A story published in Sunday's Philadelphia Inquirer which said the U.S. Attorney's Office flooded Camden with taped phone messages warning against buying votes in that city's recent election was false. Neither the U.S. Attorney's Office or the Voting Rights Section of the Civil Rights Division of the Department of Justice had any role in the phone-message blitz.

As U.S. Attorney Christopher J. Christie noted, the U.S. Attorney's Office would never engage in such a practice, which clearly could have been used as a voter-suppression tactic. The U.S. Attorney's Office was not contacted to authenticate the matter or comment for the story, which implied the office sanctioned or was the source of the recorded phone-message blitz.


The Inquirer's story contained a transcript of the call, which cleverly gave the impression of coming from the U.S. attorney's office, while not actually saying that it was:

"Voters alert!" said the taped message. "Please note that it is a federal crime to be paid for a vote. I repeat, it is a crime. If you or your neighbor have been offered payment, please report it immediately to the U.S. Attorney's Office at 856-757-5026."


So now the question is: who paid for the robo calling? And where else have such robo calls been used?

On her last day in the Civil Rights Division's voting rights section, an African-American 33-year veteran of the Justice Department wanted to send her colleagues a message: "I leave with fond memories of the Voting Section I once knew," she wrote, "and I am gladly escaping the 'Plantation' it has become. For my colleagues still under the 'whip', hold on - 'The Times They are A Changing.'"

The woman, who retired in late December of last year, was not alone in seeing racial discrimination in the Civil Rights Division and the voting rights section in particular. The section, which is charged with protecting the voting rights of minorities, has seen a dramatic drain in African-American staff over the past few years. And a number of those who have remained have alleged discrimination -- according to a knowledgable source, at least two African-American employees have filed Equal Employment Opportunity complaints against their supervisors, claiming they've routinely been passed over for promotions given to white staff.
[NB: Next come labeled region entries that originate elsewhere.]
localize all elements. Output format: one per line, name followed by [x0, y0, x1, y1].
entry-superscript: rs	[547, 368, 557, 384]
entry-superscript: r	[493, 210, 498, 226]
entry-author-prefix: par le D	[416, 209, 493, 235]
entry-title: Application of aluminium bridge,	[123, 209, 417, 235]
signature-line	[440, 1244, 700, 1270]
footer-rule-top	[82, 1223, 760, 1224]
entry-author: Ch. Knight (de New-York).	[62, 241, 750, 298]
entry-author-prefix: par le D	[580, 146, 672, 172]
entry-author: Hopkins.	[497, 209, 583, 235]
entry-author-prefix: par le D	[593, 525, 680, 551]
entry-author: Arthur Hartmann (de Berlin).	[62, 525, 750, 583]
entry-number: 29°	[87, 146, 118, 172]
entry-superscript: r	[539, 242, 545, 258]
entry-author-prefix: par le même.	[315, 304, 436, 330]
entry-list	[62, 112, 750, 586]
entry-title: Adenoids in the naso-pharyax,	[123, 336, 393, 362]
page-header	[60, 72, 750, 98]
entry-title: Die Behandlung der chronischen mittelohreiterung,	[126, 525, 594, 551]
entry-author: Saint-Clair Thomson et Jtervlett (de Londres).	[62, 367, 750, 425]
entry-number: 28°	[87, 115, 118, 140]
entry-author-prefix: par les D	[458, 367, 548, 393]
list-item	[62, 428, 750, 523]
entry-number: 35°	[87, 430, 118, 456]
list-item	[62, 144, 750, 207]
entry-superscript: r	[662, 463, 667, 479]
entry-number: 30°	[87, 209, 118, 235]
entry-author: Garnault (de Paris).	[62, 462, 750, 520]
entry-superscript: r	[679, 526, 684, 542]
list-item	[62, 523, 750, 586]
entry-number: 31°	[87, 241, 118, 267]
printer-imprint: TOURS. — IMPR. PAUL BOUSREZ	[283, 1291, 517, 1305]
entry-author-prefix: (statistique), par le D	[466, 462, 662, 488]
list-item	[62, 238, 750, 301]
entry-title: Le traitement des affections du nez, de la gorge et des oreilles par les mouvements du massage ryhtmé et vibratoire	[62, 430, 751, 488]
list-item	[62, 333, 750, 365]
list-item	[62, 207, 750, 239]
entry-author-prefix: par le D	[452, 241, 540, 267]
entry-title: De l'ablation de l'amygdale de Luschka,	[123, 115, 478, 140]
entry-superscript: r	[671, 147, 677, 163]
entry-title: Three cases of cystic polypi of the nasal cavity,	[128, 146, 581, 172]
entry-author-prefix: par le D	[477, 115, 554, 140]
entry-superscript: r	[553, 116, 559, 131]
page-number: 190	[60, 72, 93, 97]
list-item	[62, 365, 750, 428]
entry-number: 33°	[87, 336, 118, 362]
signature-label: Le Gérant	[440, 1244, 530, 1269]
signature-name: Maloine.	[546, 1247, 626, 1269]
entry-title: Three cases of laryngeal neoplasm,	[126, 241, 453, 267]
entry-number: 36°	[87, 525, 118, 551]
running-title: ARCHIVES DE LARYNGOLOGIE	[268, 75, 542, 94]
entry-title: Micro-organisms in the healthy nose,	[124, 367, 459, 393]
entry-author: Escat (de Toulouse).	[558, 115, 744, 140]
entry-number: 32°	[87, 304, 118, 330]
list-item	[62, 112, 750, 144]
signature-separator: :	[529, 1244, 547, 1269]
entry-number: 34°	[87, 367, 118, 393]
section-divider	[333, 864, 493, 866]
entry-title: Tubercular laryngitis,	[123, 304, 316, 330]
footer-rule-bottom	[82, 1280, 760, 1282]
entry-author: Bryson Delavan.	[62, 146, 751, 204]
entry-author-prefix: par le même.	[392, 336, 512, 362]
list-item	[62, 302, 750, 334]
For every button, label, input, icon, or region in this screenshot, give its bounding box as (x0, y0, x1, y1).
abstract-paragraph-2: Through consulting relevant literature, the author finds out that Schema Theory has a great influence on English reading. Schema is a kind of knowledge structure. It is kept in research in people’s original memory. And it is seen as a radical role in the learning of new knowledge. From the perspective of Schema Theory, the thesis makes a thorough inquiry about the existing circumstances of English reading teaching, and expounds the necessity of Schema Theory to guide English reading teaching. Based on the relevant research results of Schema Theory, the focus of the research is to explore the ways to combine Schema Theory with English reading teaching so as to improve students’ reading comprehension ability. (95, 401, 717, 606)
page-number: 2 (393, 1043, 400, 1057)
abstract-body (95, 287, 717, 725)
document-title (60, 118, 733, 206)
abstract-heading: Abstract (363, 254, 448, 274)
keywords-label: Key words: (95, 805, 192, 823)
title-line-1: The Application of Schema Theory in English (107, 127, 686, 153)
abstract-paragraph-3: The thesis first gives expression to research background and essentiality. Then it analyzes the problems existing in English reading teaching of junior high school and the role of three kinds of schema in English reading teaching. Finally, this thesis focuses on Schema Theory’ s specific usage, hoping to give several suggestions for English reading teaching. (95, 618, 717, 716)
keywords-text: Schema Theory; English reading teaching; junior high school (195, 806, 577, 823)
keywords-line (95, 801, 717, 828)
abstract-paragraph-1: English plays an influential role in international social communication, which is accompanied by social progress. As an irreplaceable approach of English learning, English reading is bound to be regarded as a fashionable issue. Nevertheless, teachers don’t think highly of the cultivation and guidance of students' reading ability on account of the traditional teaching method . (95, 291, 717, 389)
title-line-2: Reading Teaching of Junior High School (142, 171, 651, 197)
Carl Goldman, executive director of AFSCME's Council 26, the union that represents non-attorney staff in the Justice Department's Civil Rights Division, told me that he frequently hears similar complaints:

“When I ask our members in the Civil Rights Division what’s their biggest problem, their answer is discrimination.... They tell me stories about minority employees being continually passed over for jobs that are given to white employees. They talk about disrespect from managers. They talk about explicitly racist comments that are made by attorneys, the same attorneys that have been brought in by the Republican political appointees that run [the Justice Department].


"While there are serious problems throughout the Civil Rights Division," Goldman said, "the worst offender is the voting section.”

Over the past two years, there's been a continual drain of African-American attorneys from the section. Six African-American attorneys have left; there are currently only two out of a total of approximately thirty-five, estimates Joe Rich, the former chief of the voting section.